Out now // Digital Icons 9: Russian Protest Movement R(e)-Visited

Ellen Rutten ellenseelangs at GMAIL.COM
Tue Jul 9 15:18:43 UTC 2013


Dear SEELANGS readers,

We are pleased to announce the publication of the new special issue of
Digital Icons: Studies in Russian, Eurasian and Central European New Media.
It is entitled

*Russian Protest Movement R(e)-Visited*

and is fully available online at http://www.digitalicons.org/

The 2011-12 Protest Movement in Russia re-defined the country and the
Russian-speaking community worldwide politically, socially and culturally.
It began as a response to the 2011 Russian legislative election process,
and it eventually grew to include various forms of opposition, dissent,
political debate, cultural production and mediation. In spring 2012 *Digital
Icons *published a special issue entitled ‘Russian Elections and Digital
Media (issue 7), which was the first large-scale reflection on the
phenomenon of Russian Protest Movement in the western academia. The issue
documented the Russian political process of 2011-12 and its engagement with
new media and assessed the overall social and cultural impact. Since the
publication of the issue our understanding of the Russian Protest Movement
and its reliance on new media has developed, and our spring 2013 issue
of *Digital
Icons* re-visits the turbulent events and re-considers our approaches to
the study of the phenomenon. The issue specifically examines the connection
between the Protest Movement and digital media by evaluating the general
context of Russian dissent and by focusing on one case study, Pussy Riot.

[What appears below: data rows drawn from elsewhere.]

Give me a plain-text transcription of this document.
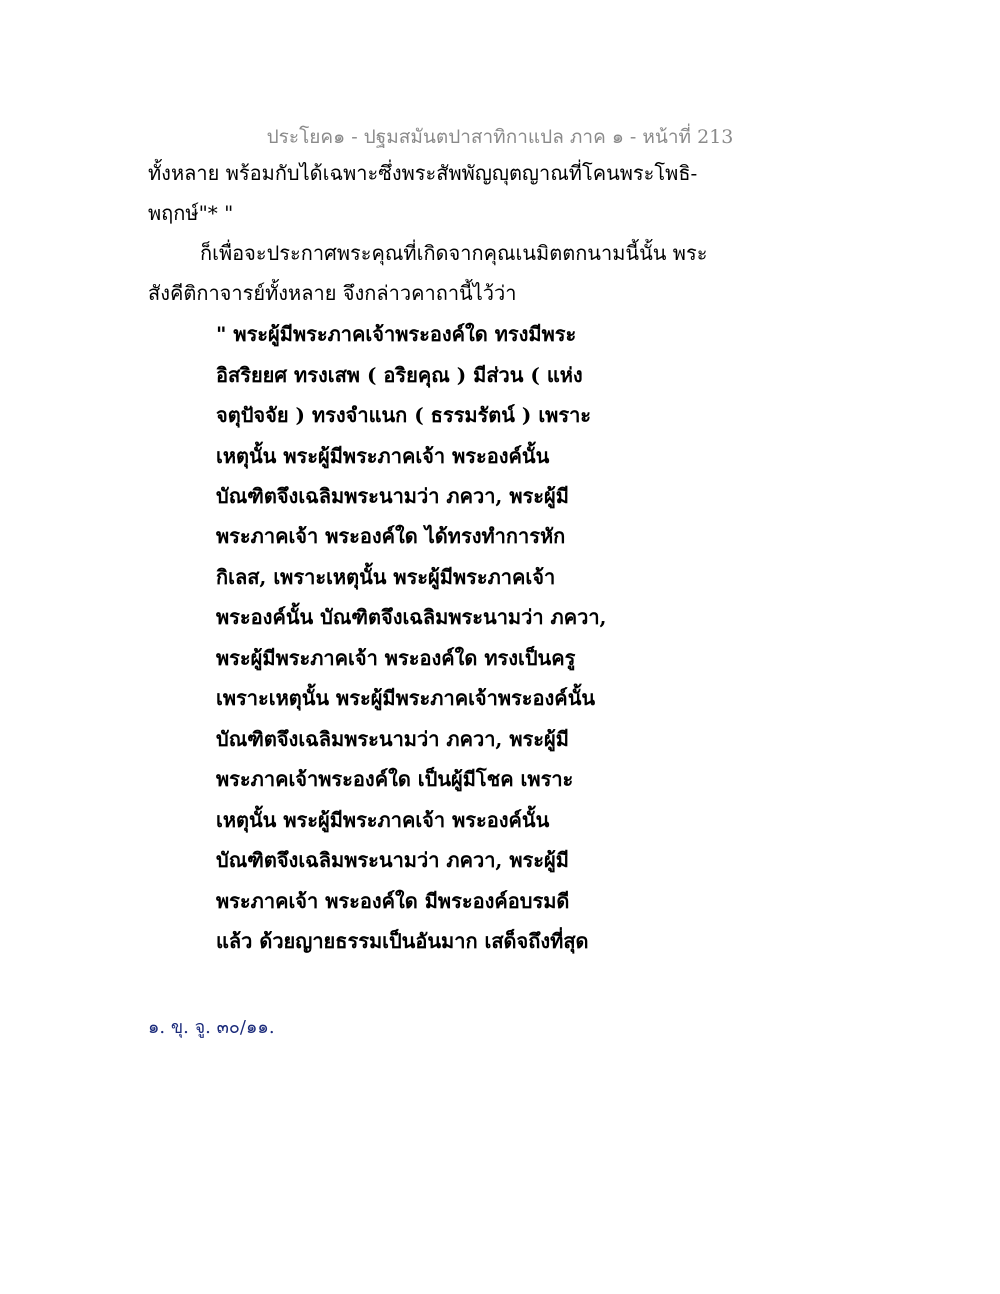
ประโยค๑ - ปฐมสมันตปาสาทิกาแปล ภาค ๑ - หน้าที่ 213
ทั้งหลาย พร้อมกับได้เฉพาะซึ่งพระสัพพัญญุตญาณที่โคนพระโพธิ-
พฤกษ์"* "
ก็เพื่อจะประกาศพระคุณที่เกิดจากคุณเนมิตตกนามนี้นั้น พระ
สังคีติกาจารย์ทั้งหลาย จึงกล่าวคาถานี้ไว้ว่า
" พระผู้มีพระภาคเจ้าพระองค์ใด ทรงมีพระ
อิสริยยศ ทรงเสพ ( อริยคุณ ) มีส่วน ( แห่ง
จตุปัจจัย ) ทรงจำแนก ( ธรรมรัตน์ ) เพราะ
เหตุนั้น พระผู้มีพระภาคเจ้า พระองค์นั้น
บัณฑิตจึงเฉลิมพระนามว่า ภควา, พระผู้มี
พระภาคเจ้า พระองค์ใด ได้ทรงทำการหัก
กิเลส, เพราะเหตุนั้น พระผู้มีพระภาคเจ้า
พระองค์นั้น บัณฑิตจึงเฉลิมพระนามว่า ภควา,
พระผู้มีพระภาคเจ้า พระองค์ใด ทรงเป็นครู
เพราะเหตุนั้น พระผู้มีพระภาคเจ้าพระองค์นั้น
บัณฑิตจึงเฉลิมพระนามว่า ภควา, พระผู้มี
พระภาคเจ้าพระองค์ใด เป็นผู้มีโชค เพราะ
เหตุนั้น พระผู้มีพระภาคเจ้า พระองค์นั้น
บัณฑิตจึงเฉลิมพระนามว่า ภควา, พระผู้มี
พระภาคเจ้า พระองค์ใด มีพระองค์อบรมดี
แล้ว ด้วยญายธรรมเป็นอันมาก เสด็จถึงที่สุด
๑. ขุ. จู. ๓๐/๑๑.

*9.0 Editorial | Vlad Strukov*

*9.1 Tweeting the Russian Protests | Galina Nikiporets-Takigawa*

*9.2 Quantifying Polarisation in Media Coverage of the 2011-12 Protests in
Russia | Rolf Fredheim*

*9.3 Russians in the City – ‘Patriots’ with a Touch of Spleen | Oksana
Morgunova (Petrunko)*

*Special Cluster: How Pussy Riot Rocked Russia and the World*

*9.4 Pussy Riot’s Punk Prayer on Trial Online and in Court | Olga G.
Voronina*

*9.5 Pussy Riot: From Local Appropriation to Global Documentation | Vlad
 Strukov*

*9.6 Defining Pussy Riot Musically: Performance and Authenticity in New
Media | Polly McMichael*

*9.7 ‘Fashion Attack’: The Style of Pussy Riot | Claire Shaw*

*9.8 Book reviews*

The special cluster was guest-edited by Vlad Strukov (University of Leeds,
UK).

The issue was prepared by Sudha Rajagopalan, Ellen Rutten, Henrike Schmidt
and Vlad Strukov, with editorial support from Pedro Hernandez.